The project will be financed from 4 billion forints (EUR 10.3m) in European Union funds, as well as city council and district resources, Karacsony said. In addition to renovating the physical space, the project is aimed at creating a uniform image for the city, he said, adding that this will be linked with a business development scheme.
Karacsony said the study preceding the project had already been carried out in the form of a “broad social dialogue”.
He said in response to questions that the city council will use its own resources to repave the road, adding that the districts will be responsible for repairing their own pavement sections.
Karacsony said the city would not be starting the planning from scratch, as a comprehensive plan to renovate the Ring Road had already been approved back in 2021.
He said the project will increase the size of green areas, protect the existing tree line, add better protected bicycle lanes, improve the quality of the pavement and add more crosswalks.

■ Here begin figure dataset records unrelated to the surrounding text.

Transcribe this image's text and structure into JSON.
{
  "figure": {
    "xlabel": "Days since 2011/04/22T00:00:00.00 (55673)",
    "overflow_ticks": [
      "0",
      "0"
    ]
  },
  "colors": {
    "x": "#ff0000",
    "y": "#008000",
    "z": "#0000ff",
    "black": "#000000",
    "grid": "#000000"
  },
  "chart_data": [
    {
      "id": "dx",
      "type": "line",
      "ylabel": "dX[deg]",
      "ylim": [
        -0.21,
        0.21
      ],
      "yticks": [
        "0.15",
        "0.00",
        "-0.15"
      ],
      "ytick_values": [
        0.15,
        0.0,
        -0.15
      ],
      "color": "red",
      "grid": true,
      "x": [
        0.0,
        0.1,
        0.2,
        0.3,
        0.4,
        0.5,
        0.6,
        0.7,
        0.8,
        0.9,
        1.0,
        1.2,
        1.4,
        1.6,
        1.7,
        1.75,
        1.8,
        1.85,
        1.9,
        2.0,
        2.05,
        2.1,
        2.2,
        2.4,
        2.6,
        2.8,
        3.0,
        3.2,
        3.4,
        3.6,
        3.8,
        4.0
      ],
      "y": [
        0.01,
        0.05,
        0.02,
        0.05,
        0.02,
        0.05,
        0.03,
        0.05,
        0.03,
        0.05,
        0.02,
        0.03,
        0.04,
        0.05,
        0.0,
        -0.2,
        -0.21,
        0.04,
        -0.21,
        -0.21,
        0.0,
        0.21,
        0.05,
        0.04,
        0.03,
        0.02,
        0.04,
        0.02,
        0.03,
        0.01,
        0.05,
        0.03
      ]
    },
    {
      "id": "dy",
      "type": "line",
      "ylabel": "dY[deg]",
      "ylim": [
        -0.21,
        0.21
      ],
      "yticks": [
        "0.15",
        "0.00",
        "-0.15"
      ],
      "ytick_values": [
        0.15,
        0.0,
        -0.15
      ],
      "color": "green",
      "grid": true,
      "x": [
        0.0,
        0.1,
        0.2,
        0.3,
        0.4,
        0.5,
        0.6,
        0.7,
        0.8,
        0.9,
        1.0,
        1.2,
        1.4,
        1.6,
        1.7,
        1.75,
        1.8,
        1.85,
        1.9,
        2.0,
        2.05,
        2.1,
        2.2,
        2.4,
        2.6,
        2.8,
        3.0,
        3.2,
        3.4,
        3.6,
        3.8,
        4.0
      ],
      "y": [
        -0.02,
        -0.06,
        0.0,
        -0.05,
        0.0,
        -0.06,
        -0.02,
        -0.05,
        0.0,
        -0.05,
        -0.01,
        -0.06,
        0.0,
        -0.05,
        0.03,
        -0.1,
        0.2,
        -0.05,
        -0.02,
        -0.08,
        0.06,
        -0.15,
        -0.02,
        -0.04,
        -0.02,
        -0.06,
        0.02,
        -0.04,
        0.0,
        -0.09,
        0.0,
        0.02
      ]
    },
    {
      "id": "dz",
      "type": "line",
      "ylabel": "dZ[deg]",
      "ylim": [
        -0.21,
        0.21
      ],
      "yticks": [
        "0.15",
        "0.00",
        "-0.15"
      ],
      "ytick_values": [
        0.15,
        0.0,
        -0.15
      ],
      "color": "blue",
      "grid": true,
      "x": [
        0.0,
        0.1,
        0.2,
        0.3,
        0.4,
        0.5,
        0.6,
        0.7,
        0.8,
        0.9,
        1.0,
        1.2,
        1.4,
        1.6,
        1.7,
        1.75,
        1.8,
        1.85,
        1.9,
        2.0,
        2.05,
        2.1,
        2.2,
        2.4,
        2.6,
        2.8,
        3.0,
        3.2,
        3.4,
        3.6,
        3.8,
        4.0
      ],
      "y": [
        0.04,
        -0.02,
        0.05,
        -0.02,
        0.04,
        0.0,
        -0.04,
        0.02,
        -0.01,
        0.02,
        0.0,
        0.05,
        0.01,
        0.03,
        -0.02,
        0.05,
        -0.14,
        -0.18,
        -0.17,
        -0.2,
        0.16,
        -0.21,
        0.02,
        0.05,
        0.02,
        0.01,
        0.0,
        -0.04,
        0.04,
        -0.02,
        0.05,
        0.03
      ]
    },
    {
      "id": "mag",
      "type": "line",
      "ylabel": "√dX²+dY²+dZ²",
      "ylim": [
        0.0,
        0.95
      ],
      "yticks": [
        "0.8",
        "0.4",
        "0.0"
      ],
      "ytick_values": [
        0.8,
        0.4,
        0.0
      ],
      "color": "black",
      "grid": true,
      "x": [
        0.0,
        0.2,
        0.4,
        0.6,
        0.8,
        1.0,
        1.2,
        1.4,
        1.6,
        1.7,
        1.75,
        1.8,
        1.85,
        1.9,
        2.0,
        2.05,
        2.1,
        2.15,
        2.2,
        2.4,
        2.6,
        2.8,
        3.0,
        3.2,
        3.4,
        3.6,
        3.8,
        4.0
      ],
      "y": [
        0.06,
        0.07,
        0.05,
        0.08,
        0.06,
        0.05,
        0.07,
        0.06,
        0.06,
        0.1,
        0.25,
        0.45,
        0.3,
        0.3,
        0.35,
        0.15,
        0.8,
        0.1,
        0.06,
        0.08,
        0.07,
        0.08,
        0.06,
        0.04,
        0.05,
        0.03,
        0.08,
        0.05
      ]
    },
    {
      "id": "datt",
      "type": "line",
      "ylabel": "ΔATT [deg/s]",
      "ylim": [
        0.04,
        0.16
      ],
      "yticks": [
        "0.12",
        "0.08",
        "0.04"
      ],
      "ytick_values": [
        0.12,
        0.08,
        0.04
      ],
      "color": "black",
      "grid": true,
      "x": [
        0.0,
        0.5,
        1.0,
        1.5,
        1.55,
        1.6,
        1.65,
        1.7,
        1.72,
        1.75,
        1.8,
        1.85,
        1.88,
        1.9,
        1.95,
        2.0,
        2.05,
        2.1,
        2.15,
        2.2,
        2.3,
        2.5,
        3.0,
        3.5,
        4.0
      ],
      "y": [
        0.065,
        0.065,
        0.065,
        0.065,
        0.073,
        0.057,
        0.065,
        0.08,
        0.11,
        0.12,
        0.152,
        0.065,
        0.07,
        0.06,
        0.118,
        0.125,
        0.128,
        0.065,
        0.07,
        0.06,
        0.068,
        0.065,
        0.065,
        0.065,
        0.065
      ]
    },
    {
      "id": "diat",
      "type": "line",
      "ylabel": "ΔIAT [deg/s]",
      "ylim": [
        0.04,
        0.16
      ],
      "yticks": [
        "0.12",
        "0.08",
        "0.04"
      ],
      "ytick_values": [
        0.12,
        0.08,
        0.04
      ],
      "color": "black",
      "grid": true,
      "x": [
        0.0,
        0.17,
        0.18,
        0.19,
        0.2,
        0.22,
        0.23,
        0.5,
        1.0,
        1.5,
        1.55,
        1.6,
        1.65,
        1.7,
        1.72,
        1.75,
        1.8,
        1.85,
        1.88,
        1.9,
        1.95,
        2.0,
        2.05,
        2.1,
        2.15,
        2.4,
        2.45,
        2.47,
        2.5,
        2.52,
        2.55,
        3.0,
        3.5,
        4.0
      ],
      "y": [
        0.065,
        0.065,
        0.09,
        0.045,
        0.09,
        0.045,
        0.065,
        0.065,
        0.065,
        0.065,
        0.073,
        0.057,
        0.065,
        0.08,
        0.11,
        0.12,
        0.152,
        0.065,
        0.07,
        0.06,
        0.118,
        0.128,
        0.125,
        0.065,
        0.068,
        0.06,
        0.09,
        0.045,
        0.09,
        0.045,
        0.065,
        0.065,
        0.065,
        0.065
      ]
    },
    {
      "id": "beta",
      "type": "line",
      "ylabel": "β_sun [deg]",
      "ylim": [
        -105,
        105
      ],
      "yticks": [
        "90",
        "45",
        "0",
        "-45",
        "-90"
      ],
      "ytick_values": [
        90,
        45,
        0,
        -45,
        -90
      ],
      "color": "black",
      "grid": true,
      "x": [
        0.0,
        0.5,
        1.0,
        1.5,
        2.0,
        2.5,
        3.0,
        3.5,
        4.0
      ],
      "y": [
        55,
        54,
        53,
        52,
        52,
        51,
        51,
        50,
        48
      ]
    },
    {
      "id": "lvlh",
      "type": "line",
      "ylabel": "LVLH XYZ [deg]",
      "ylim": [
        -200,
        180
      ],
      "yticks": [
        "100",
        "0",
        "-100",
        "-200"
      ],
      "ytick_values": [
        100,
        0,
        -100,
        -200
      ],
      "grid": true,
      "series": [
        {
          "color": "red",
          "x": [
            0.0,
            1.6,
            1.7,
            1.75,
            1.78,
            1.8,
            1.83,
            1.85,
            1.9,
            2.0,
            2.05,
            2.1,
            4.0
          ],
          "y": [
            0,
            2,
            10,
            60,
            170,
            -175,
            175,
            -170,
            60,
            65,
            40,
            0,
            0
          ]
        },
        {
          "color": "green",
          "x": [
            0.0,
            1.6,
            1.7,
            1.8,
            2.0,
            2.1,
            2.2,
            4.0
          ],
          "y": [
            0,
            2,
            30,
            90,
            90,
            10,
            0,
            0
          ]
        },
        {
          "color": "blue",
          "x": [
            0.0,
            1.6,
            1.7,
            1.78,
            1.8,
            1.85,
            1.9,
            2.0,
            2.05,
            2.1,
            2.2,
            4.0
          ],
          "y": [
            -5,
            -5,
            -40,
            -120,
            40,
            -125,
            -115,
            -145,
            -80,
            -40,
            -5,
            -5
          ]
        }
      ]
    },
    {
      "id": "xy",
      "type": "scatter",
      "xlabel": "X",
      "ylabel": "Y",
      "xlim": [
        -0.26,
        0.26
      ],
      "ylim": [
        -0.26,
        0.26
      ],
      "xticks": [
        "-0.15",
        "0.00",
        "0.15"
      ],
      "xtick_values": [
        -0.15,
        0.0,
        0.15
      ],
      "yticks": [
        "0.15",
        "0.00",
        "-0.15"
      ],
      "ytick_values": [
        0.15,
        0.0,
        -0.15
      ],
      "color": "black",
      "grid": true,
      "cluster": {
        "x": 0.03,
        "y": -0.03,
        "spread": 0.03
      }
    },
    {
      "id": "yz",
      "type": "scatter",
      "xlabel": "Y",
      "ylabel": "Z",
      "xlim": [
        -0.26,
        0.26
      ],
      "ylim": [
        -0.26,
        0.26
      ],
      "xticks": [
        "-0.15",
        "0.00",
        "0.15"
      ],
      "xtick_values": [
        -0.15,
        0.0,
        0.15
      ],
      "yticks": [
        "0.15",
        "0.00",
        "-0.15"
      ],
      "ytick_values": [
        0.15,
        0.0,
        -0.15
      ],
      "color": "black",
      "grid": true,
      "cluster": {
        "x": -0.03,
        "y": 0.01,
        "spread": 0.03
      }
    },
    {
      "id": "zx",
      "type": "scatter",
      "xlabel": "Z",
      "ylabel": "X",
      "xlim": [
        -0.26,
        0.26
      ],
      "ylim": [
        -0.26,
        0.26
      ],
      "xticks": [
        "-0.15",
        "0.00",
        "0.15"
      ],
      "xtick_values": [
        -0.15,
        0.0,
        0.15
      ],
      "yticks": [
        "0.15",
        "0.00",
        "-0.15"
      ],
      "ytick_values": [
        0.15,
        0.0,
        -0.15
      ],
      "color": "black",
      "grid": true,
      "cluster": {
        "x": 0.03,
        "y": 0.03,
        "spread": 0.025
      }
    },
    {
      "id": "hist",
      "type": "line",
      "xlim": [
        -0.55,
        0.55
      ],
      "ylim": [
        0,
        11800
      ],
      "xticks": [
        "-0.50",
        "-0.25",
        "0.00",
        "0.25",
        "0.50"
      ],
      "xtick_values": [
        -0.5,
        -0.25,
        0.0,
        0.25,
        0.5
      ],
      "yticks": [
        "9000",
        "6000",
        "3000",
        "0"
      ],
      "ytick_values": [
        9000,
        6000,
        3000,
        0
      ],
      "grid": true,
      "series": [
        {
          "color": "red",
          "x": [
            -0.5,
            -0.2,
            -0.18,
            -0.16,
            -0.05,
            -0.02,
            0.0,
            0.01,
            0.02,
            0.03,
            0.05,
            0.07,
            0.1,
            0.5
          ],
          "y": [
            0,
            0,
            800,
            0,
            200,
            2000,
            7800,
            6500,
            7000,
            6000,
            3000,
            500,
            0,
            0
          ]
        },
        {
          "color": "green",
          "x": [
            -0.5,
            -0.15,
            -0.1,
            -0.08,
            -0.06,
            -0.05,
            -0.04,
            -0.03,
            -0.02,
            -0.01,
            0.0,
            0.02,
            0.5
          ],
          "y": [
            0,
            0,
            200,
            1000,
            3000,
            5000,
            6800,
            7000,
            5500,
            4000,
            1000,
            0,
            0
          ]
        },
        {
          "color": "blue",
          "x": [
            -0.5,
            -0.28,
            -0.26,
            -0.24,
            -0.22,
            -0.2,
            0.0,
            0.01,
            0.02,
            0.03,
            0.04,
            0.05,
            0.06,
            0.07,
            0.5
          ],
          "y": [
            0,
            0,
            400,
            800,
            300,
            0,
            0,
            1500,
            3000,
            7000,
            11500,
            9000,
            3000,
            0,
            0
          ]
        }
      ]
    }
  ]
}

Plans also include the launch of a credit scheme for microbusinesses with a view to attracting socially productive businesses to the Ring Road, Karacsony said.
Tamas Soproni, the mayor of the 6th district, said it was important to refurbish the facade of the buildings along the Ring Road that were damaged in the second world war and the 1956 revolution. He said it would also be important to open up to cultural institutions and civil society, adding that the districts should incentivise proprietors on the Ring Road to also attract businesses “other than pubs” to the area.
Meanwhile, asked about cooperation among the opposition parties in this year’s local elections, Karacsony said the parties included in Budapest’s leadership remained committed to staying united.
“We may not contest the elections on a joint list, but certainly as one political community,” he said, adding that certain disagreements regarding the mayoral candidates still had to be settled.